A backpacker becomes a captive in the murky Berlin Syndrome
Women traveling alone are supposed to follow certain rules. Never go anywhere without someone knowing where you are and when you’ll be back. Don’t accept drinks from strange men. Don’t get into a stranger’s car. And no matter what you do, never go home with someone you just met, especially in a new city where you don’t know where you’re going. These rules aren’t always strictly obeyed, of course, particularly when a seemingly gentle man with piercing blue eyes and a charmingly incomplete understanding of the English language is involved. But the little voice in the back of your head is always there, reminding you that every time you sneak back into your hostel still wearing last night’s clothes, you’re lucky to be alive.
Australian director Cate Shortland’s Berlin Syndrome, the follow-up to her 2012 World War II drama Lore, trades on this fear. What happens to young backpacker Clare (Lights Out’s Teresa Palmer) during her stay in Berlin is a worst-case scenario, but not an implausible one: Just this March, a British backpacker was rescued after being kidnapped and held against her will for two months in Queensland, Australia. But this tedious kidnapping drama doesn’t have anything especially insightful to say about Clare’s ordeal, which makes watching her go through it an even more trying experience.
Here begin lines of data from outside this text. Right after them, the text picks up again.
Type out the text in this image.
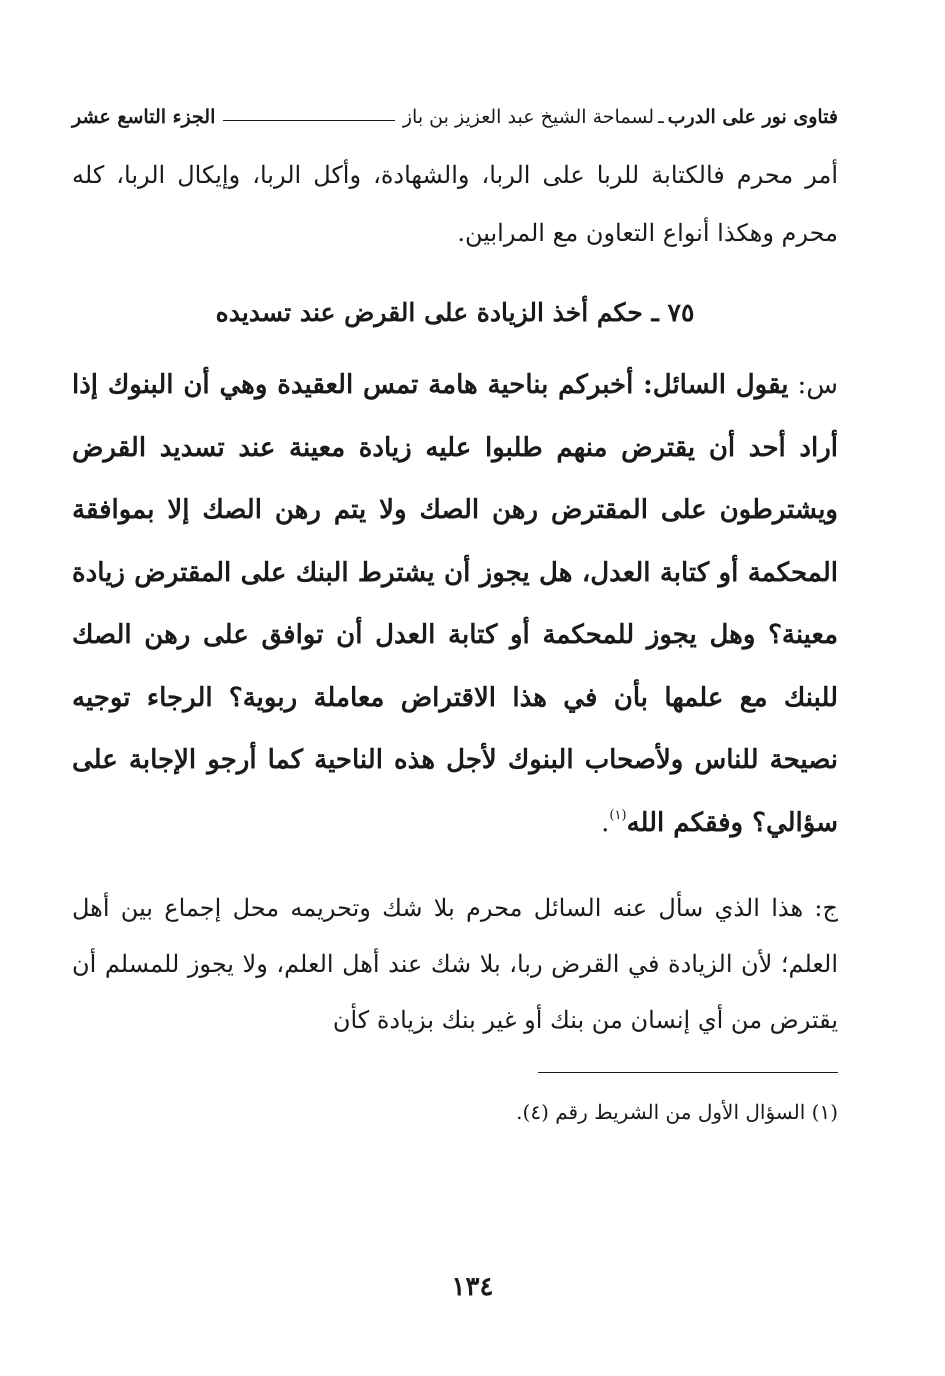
فتاوى نور على الدرب
ـ
لسماحة الشيخ عبد العزيز بن باز
الجزء التاسع عشر

أمر محرم فالكتابة للربا على الربا، والشهادة، وأكل الربا، وإيكال الربا، كله محرم وهكذا أنواع التعاون مع المرابين.

٧٥ ـ حكم أخذ الزيادة على القرض عند تسديده

س: يقول السائل: أخبركم بناحية هامة تمس العقيدة وهي أن البنوك إذا أراد أحد أن يقترض منهم طلبوا عليه زيادة معينة عند تسديد القرض ويشترطون على المقترض رهن الصك ولا يتم رهن الصك إلا بموافقة المحكمة أو كتابة العدل، هل يجوز أن يشترط البنك على المقترض زيادة معينة؟ وهل يجوز للمحكمة أو كتابة العدل أن توافق على رهن الصك للبنك مع علمها بأن في هذا الاقتراض معاملة ربوية؟ الرجاء توجيه نصيحة للناس ولأصحاب البنوك لأجل هذه الناحية كما أرجو الإجابة على سؤالي؟ وفقكم الله$^{(١)}$.

ج: هذا الذي سأل عنه السائل محرم بلا شك وتحريمه محل إجماع بين أهل العلم؛ لأن الزيادة في القرض ربا، بلا شك عند أهل العلم، ولا يجوز للمسلم أن يقترض من أي إنسان من بنك أو غير بنك بزيادة كأن

(١) السؤال الأول من الشريط رقم (٤).
١٣٤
It starts out innocently enough: Clare meets Andi (Sense8’s Max Riemelt) on the street while backpacking through Europe. They chat; they flirt; they go out on the town; they eventually tumble into bed together. Even the events of the morning after—when Andi “forgets” to leave keys behind for Clare after locking her into his apartment in a lonely stretch of abandoned buildings—seem relatively innocuous, or at least forgivable enough for some shower sex and clubbing after he returns. It’s not until the day after that, when she discovers that his windows are reinforced and his apartment is free of sharp objects, that Clare realizes Andi has no intention of letting her leave.
The exact duration of Clare’s captivity is unclear, although the changing weather indicates that months must be going by. There’s also not a whole lot to do while she’s stuck in his apartment day after day, save rummage through the cupboards in search of weapons and prepare to fight him when he returns. Whether Shortland intends to put us into Clare’s numbed state of mind with these long, repetitive periods of quiet punctuated with increasingly frustrated attempts to escape is unclear. Palmer admirably commits to the part, and is unafraid to get dirt under her fingernails and grease in her hair as her situation grows more desperate. But we end the film knowing little more about Clare’s life outside of this one traumatic episode than we did at the beginning, which seems like a real missed opportunity.
The most frustrating ambiguity, however, is Berlin Syndrome’s focus on Andi. A good portion of the film is devoted to showing his everyday life as a high-school English teacher, scenes that carry a certain weight given the knowledge that Clare is imprisoned inside. But these, too, contain no great insights. He inappropriately leers at a student, but rejects her advances. He has an estranged relationship with his mother, and makes sexist comments to a co-worker’s wife at a party. But neither are abnormal enough to even begin to explain the extreme nature of his behavior at home. Similarly, the interactions between Clare and Andi are downplayed in such a manner that it’s hard to tell whether she’s experiencing Stockholm syndrome, or just humoring her captor. It threatens to go beyond the banality of evil, and just become banal.
The script, based on a novel by Melanie Joosten, is tight in the sense of tying up all its loose ends, and Shortland’s mise-en-scène, full of close-ups of bruised limbs and peeling paint, effectively enhances the grim realism of the scenario. But in translating Joosten’s book for the screen, the most fascinating element of the story—the psychology of both victim and predator—is underplayed. That’s not to say that every film of this type has to have the pummeling intensity of Hounds Of Love, another recent kidnapping drama. But by focusing exclusively on the murkier, more drawn-out aspects of Clare’s captivity, Berlin Syndrome runs the risk of muting its impact as well.